Spaces of Homogeneous Type

One of the important developments in harmonic analysis in the 1960s and 1970s was a realization that, in certain important contexts, an axiomatic theory is possible. What does this assertion mean?

The Brelot potential theory gives a version of axiomatic potential theory [CHO]. That is not the focus of the current discussion. In the classical harmonic analysis of Euclidean space, we are interested in maximal operators (of Hardy-Littlewood type), in fractional integrals (of Riesz type), and in singular integral operators. What structure does a space require in order to support analytic objects like these that enjoy at least a modicum of the familiar regularity theory?

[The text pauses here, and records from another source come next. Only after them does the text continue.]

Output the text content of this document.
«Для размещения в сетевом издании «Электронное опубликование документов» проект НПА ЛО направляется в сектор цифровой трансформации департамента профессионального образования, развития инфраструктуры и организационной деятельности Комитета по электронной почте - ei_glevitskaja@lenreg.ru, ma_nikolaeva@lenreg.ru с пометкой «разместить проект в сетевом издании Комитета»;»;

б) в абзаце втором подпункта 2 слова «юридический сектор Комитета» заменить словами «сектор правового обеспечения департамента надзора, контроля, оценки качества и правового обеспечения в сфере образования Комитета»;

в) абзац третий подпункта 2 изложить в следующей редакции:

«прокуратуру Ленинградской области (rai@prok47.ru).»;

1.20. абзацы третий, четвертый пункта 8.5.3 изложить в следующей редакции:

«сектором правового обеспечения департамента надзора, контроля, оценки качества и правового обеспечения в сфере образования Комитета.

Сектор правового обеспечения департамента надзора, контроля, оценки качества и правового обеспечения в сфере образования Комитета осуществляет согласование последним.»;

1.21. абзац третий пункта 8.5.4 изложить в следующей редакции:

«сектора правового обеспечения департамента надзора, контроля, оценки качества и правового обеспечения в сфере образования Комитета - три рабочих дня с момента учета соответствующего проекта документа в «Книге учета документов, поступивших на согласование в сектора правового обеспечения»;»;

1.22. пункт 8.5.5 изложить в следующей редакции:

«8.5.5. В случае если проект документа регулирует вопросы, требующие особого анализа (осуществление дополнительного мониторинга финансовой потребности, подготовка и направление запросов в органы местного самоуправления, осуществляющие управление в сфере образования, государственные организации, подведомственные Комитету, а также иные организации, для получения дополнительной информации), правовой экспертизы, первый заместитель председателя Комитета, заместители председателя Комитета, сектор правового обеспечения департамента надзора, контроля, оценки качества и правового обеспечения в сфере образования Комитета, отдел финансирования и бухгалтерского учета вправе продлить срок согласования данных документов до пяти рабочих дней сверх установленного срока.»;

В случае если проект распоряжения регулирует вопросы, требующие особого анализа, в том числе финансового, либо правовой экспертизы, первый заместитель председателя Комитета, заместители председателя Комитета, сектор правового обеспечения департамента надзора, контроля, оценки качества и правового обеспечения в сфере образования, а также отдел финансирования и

If we wanted to do harmonic analysis on the boundary of a domain in ℝN, or on a surface or manifold, or on a Lie group, which of the ideas that we learned in Chapters 1−5 would transfer with ease?

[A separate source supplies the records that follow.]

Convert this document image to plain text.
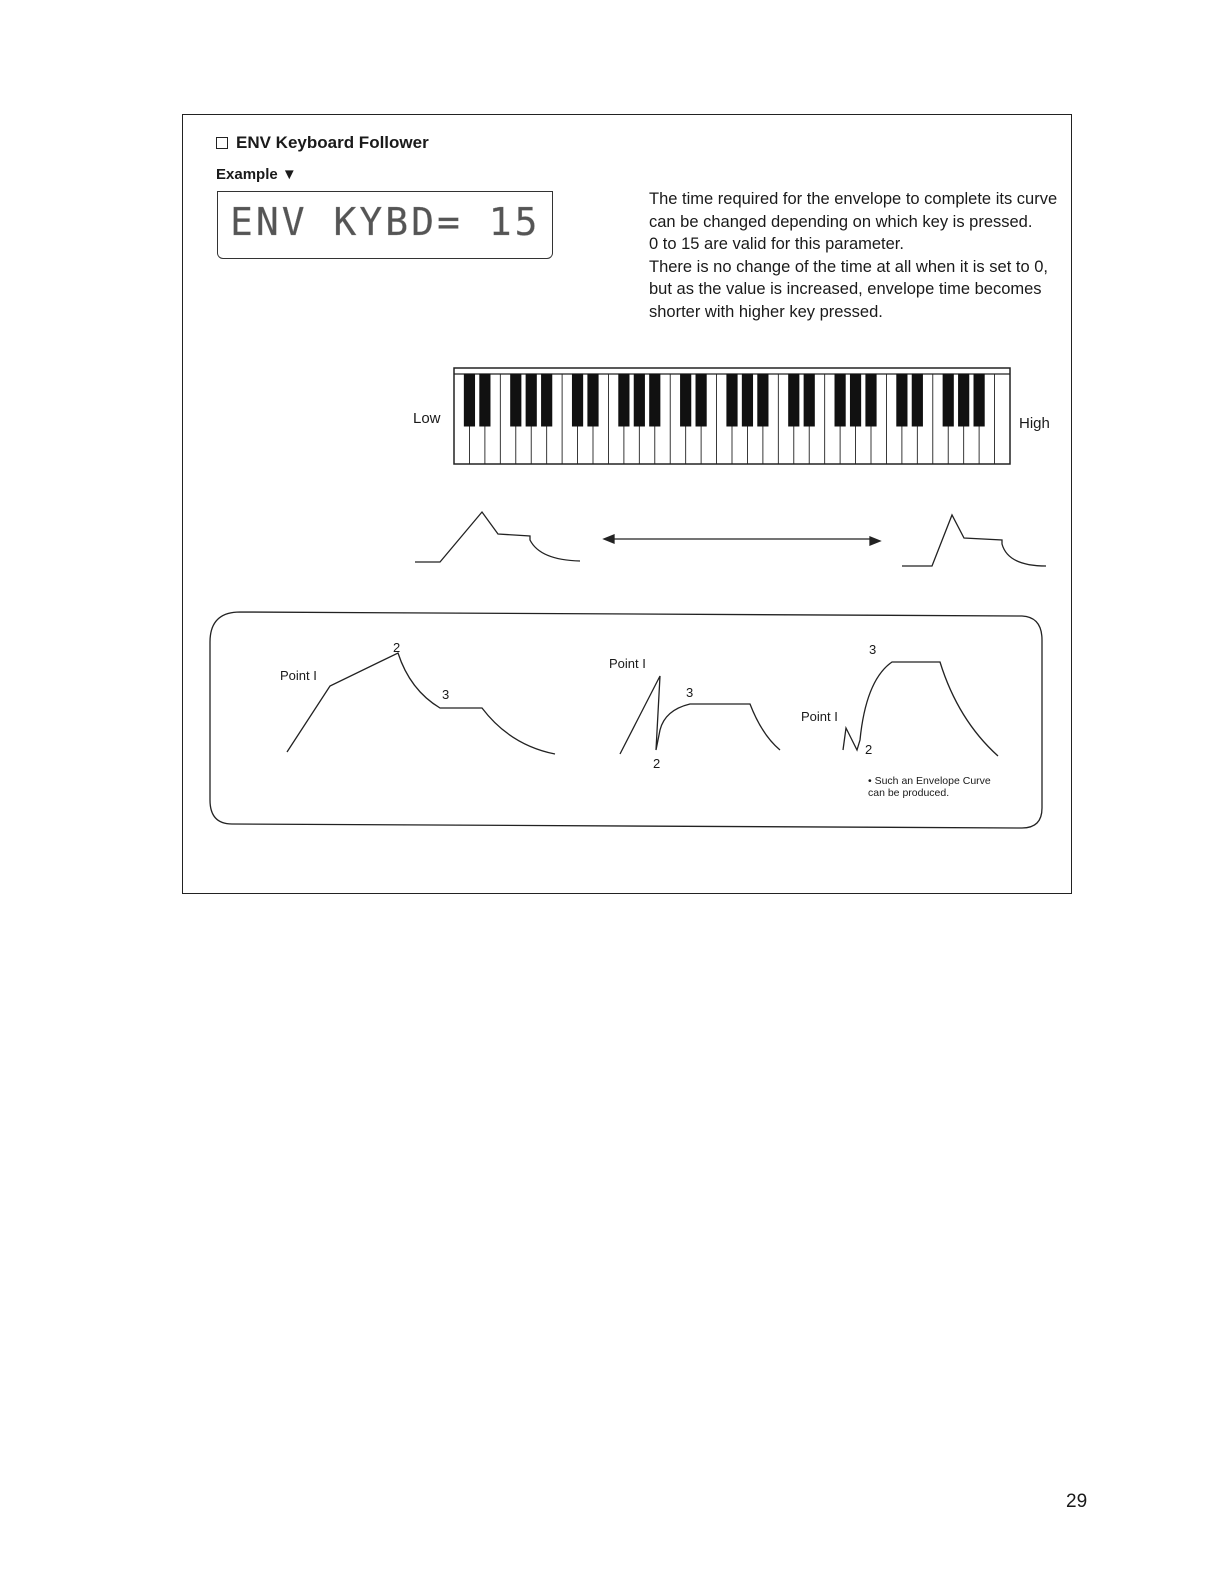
ENV Keyboard Follower
Example ▼
ENV KYBD= 15

The time required for the envelope to complete its curve can be changed depending on which key is pressed.

0 to 15 are valid for this parameter.

There is no change of the time at all when it is set to 0, but as the value is increased, envelope time becomes shorter with higher key pressed.

Low	High
Point I
2
3
Point I
2
3
Point I
2
3
• Such an Envelope Curve can be produced.
29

The answer to these questions is obscured by the history of the subject. Classical Fourier analysis is inextricably bound up with the fact that Euclidean space has three natural groups acting on it: translations, dilations, and rotations. The functions x ↦ eix·ξ, for ξ ∈ ℝN, are the characters of the group (ℝN, +) (see Section 2.1). These are the basic units of harmonic analysis on ℝN. They are part and parcel of our study of translation-invariant linear operators (also of the so-called sublinear operators, such as the Hardy-Littlewood maximal operator).